A few weeks into the school year, Mrs. Machala told me that Mrs. Phariss at The Falcon Center (Faith Academy’s neurodevelopment center) wanted to meet with me and Eden about Eden’s speech. At that point, I had no idea what the Falcon Center was, but was desperate for anybody that could help me with Eden’s speech. At our first meeting, I went over Eden’s history with Mrs. Phariss, and she taught me some exercises to start doing with Eden. In addition to difficulty with speech, Eden was also a really bad sleeper. She was always an extremely restless sleeper and woke up multiple times each night.
Mrs. Phariss gave me four exercises to start doing with Eden. They were so easy! Every night before bed, we would do each exercise for a minute and a half. So it took us just six minutes total to run through the exercises each night. In addition to those four exercises, she wanted me to start rubbing Eden’s gums each day, let her drink her drinks with a curly straw, encourage Eden to blow bubbles with her straw in her drink, and little simple things like that.
Eden’s speech started improving. Like, a lot! Our friends and family started commenting on how much easier it was to understand Eden. By December, Eden had her very first sleepover with my in-laws! I finally felt comfortable enough to start leaving Eden with other people! The sleepover went great, by the way! I’m tearing up right now just thinking about what an incredible milestone that was for our family.

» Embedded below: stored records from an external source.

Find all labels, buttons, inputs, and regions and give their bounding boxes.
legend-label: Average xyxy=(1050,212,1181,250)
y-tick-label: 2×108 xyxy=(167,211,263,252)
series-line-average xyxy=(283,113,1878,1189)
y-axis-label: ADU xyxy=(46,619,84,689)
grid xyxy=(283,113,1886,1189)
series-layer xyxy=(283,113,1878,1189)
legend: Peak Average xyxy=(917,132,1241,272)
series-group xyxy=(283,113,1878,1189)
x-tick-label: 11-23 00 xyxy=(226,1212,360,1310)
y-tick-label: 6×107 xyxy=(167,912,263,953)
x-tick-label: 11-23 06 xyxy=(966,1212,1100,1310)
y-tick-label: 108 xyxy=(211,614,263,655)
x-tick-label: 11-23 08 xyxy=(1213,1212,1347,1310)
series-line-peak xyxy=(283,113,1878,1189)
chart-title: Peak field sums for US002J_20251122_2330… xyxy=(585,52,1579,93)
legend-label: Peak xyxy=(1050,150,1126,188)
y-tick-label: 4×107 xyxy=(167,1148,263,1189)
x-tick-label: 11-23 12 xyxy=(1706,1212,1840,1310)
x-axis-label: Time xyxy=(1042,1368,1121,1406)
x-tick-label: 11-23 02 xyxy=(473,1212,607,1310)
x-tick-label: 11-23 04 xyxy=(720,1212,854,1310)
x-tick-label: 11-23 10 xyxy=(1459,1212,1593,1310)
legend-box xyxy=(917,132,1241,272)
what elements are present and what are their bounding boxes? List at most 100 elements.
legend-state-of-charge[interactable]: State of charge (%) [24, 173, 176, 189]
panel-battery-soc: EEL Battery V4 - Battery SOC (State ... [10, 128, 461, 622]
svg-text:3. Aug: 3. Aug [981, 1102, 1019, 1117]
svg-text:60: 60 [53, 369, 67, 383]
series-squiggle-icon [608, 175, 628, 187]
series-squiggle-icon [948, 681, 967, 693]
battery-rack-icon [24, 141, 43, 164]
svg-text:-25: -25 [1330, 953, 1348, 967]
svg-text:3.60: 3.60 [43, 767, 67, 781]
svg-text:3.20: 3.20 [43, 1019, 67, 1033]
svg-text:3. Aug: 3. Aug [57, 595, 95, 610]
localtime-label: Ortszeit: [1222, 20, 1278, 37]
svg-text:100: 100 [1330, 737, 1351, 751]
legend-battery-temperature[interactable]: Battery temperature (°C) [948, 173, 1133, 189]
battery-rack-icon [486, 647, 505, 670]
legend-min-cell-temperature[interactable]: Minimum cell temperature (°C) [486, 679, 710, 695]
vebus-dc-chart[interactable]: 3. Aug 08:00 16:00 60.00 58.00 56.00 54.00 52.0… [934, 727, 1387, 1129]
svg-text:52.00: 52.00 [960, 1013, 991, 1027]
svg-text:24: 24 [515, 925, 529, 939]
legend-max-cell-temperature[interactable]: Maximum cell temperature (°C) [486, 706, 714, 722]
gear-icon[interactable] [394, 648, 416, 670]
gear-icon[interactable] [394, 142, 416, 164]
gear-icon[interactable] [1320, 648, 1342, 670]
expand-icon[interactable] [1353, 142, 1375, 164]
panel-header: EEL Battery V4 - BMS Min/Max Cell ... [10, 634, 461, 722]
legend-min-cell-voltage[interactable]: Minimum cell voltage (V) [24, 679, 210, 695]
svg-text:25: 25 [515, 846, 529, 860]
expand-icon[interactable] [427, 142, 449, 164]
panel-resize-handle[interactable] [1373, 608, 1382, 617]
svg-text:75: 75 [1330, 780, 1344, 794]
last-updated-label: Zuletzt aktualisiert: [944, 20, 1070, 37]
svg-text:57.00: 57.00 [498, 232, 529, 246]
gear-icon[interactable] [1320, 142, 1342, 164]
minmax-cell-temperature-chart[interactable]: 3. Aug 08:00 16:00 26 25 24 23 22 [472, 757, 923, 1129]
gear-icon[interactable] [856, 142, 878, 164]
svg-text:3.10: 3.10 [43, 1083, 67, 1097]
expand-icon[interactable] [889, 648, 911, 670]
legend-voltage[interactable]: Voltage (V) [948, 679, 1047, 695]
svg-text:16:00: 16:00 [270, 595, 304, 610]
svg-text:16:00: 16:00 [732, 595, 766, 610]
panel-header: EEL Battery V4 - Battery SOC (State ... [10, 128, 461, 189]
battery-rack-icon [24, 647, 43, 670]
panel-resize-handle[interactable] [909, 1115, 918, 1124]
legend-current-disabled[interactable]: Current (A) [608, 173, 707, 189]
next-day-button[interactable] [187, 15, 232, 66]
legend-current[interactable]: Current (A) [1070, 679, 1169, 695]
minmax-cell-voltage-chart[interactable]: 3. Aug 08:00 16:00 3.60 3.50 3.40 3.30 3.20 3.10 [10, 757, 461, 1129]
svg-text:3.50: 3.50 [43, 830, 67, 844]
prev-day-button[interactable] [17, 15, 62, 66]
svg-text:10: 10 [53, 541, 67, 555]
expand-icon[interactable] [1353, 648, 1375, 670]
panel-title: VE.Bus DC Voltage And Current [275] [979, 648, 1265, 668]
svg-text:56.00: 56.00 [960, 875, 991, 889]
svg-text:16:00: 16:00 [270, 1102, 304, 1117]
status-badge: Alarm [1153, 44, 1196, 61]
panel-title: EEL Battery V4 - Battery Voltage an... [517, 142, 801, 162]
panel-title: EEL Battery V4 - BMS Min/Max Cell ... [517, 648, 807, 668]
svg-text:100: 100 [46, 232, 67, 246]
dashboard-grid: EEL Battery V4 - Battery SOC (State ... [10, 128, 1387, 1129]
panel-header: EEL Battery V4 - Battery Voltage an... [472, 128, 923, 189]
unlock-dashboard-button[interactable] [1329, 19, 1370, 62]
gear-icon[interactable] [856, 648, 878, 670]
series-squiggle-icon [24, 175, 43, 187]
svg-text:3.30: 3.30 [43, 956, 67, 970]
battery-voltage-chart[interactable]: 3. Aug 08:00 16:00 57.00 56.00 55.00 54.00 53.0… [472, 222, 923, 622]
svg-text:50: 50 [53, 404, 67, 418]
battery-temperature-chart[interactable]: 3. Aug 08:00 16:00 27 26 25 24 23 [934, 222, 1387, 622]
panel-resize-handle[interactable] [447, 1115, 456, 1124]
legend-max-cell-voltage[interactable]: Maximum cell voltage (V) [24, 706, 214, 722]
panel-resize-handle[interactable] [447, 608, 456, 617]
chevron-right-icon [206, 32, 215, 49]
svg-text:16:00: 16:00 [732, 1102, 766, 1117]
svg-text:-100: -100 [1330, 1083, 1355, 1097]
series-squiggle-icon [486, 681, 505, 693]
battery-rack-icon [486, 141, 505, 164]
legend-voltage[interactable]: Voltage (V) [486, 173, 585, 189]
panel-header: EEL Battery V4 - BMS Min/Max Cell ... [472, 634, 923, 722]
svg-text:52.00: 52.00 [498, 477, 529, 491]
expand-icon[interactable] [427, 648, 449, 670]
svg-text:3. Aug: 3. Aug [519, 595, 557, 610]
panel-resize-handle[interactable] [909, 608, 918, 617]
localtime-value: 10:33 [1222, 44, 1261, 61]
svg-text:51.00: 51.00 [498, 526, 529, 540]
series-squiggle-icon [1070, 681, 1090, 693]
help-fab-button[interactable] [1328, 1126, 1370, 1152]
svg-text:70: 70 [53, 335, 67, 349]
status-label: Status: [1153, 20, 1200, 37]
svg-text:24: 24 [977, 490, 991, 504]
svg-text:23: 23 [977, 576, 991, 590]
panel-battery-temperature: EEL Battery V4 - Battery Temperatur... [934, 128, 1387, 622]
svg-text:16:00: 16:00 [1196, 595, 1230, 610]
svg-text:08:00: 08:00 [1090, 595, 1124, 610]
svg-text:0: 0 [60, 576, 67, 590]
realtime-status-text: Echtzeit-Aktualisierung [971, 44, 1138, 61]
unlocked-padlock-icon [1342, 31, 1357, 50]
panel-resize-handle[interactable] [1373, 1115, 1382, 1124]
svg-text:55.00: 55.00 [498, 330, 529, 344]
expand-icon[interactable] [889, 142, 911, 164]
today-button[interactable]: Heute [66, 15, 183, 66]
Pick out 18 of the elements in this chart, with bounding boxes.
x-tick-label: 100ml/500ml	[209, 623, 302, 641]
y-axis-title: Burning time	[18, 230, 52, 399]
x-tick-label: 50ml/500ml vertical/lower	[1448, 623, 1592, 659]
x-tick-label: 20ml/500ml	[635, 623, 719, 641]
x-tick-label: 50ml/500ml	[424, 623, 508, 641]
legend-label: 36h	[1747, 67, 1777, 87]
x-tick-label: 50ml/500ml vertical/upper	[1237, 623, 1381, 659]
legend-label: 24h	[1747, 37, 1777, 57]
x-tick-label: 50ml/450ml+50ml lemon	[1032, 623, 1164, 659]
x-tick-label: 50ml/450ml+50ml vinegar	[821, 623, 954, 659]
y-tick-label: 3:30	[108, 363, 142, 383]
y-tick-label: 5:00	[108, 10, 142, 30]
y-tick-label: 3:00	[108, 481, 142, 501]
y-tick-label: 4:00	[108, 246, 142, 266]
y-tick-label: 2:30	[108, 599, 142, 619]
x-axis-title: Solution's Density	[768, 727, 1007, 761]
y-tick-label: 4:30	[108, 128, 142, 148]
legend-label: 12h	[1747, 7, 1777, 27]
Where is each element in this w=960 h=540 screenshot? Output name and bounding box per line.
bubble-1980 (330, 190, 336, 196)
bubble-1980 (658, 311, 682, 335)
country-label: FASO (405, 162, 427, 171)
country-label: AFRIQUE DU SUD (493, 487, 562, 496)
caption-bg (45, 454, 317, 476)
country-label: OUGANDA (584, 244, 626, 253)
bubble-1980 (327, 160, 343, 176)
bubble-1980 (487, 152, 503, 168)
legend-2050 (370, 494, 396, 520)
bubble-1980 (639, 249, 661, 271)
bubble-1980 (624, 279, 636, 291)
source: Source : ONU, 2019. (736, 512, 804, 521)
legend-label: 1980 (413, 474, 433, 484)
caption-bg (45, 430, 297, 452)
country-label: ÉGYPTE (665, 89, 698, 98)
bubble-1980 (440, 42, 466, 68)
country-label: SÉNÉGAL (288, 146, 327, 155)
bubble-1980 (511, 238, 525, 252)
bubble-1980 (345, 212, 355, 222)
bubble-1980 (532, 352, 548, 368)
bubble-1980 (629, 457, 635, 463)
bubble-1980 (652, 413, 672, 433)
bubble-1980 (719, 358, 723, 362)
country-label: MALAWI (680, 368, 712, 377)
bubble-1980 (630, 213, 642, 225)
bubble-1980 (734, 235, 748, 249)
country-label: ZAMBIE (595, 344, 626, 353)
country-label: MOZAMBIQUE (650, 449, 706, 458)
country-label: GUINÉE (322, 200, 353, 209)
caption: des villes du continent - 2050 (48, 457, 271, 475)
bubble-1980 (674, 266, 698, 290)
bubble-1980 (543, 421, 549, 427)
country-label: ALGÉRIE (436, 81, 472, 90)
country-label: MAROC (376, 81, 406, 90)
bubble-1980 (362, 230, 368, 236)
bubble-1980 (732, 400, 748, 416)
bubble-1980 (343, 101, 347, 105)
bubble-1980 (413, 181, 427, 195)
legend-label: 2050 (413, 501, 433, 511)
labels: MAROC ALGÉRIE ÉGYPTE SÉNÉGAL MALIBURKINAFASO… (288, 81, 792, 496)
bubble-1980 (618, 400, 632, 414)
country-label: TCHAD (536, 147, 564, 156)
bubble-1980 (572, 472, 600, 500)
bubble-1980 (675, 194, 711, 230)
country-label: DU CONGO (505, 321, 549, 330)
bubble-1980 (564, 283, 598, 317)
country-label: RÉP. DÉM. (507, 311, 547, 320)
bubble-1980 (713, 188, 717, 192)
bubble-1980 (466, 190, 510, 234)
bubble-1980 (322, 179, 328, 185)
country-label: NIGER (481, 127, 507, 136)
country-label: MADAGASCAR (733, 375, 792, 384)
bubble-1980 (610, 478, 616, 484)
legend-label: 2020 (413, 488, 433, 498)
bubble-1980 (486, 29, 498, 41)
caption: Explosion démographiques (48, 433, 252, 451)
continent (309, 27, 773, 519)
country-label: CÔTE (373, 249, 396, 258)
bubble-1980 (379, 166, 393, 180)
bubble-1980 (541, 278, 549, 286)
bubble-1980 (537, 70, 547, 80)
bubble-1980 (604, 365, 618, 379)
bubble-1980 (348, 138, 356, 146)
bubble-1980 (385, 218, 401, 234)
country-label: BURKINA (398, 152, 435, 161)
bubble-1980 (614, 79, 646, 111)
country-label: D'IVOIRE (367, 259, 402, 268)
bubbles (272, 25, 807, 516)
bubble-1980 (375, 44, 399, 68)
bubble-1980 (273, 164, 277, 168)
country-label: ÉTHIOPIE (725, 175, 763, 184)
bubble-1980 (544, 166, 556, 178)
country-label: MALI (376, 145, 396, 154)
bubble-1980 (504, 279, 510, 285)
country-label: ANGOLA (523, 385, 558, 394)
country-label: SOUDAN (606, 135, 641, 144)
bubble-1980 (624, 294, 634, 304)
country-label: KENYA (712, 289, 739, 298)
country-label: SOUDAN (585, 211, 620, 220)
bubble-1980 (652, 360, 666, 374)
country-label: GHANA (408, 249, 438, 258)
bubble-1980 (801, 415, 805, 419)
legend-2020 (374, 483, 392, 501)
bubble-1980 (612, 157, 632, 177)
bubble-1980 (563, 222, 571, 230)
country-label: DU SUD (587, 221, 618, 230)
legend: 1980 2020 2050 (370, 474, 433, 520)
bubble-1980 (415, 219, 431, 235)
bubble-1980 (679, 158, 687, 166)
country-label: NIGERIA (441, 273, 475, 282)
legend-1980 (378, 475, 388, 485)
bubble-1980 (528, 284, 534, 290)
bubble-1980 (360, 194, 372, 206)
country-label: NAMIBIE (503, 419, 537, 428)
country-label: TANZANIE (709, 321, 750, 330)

Eden also started sleeping much better! When I would go check on her in the middle of the night, she was peaceful and calm… and in the same position that she had been when she fell asleep hours earlier. Much different than the twisted-in-the-covers upside-down-in-her-bed positions she had been sleeping in months earlier. It’s rare now for Eden to wake up during the night.
I’ve gotten together with Mrs. Phariss two more times since our first visit to go over Eden’s progress and tweak her exercises. And Eden now? In April? It’s like a completely different child! There’s rarely a word that we cannot understand. I beam with pride when strangers come up to us now and ask her questions and they can understand her reply! She is able to hold conversations with people now! I go back and watch videos of her that were taken less than a year ago, and I’m just amazed at her progress! It’s crazy for me to even think about how far she has come since August- that when she started this school year, she couldn’t say the simplest of words. She could not even pronounce the word “hi”. (Instead she would say “di”.)
And now when I drop her off at school in the mornings, she calls across to me, “BYE MOMMY!” She sings songs. Just now, while I’m writing this, she ran into the room with a bunch of stuffed animals and said clear as day, “Look Mommy, I have three new puppies!” I just cannot get over it! I just cannot believe that such a short time ago, I refused to leave Eden’s side.
Last weekend my husband and I went on our first weekend trip away since she was born, and as I left Eden with my mom for three days, I didn’t have a worry in the world about her! Mrs. Phariss’s exercise program has been the BEST thing for her, for all of us. I used to lay in bed at night, and pray and pray about her speech. This was definitely the answer to those prayers.